The injection should be started at a slow rate, i.e., 0.1 mL to 0.2 mL per minute. Radiographic monitoring either by fluoroscopy or serial radiographs after 1 mL to 2 mL has been injected, will confirm the proper intralymphatic placement of the needle, rule out accidental intravenous injection or extravasation of the medium by perforation or rupture of the lymphatic. Monitoring will also permit prompt termination of the procedure in the event that lymphatic blockage is present. In such situations, continuation of the injection will result in unnecessary introduction of contrast material in the venous system via the lymphovenous communication channels. If the injection is satisfactory, approximately 6 to 8 mL, are then injected. However, as soon as it becomes radiographically evident that Ethiodol has entered the thoracic duct, the procedure should be terminated to minimize entry of the contrast material into the subclavian vein. Two to four mL of Ethiodol injected into the upper extremity will suffice to demonstrate the axillary and supraclavicular nodes. In penile lymphography approximately 2 to 3 mL of Ethiodol is required. In infants and children, a minimum of 1 mL to a maximum of 6 mL should be employed.
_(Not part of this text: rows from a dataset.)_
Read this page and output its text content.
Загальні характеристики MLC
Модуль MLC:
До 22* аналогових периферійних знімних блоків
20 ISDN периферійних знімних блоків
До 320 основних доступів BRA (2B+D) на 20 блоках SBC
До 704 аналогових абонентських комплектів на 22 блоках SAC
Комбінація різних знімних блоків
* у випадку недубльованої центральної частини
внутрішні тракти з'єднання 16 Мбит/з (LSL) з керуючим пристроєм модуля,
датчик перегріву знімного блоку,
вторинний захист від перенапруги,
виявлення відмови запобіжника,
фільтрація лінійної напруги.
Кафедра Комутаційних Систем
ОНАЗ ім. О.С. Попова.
The rate of speed at which the contrast material may be introduced varies and is dependent upon receptivity of the lymphatics in the individual patient. If the injection is proceeding at too rapid a rate, extravasation will be noted and the patient may refer to pain in the foot, leg or arm.
At the completion of the injection, anteroposterior roentgenograms are obtained of the legs or arms, thighs, pelvis, abdomen and chest (dorsal spine technique). Lateral or oblique views as well as laminograms are obtained when indicated. Follow-up films at 24 or 48 hours provide better demonstration of lymph nodes and permit more concise evaluation of nodal architecture.
As a general rule, the smallest possible amount of Ethiodol should be employed according to the anatomical area to be visualized. Therefore, and to prevent inadvertent venous administration, fluoroscopic monitoring or serial radiographic guidance of patients is recommended during the injection of Ethiodol.
Average dose in the adult patient for unilateral lymphography of the upper extremities is 2 to 4 mL; of lower extremities, 6 to 8 mL; of penile lymphography, 2 to 3 mL; of cervical lymphography, 1 to 2 mL.
In the pediatric patient, a minimum of 1 mL to a maximum of 6 mL may be employed according to the anatomical area to be visualized.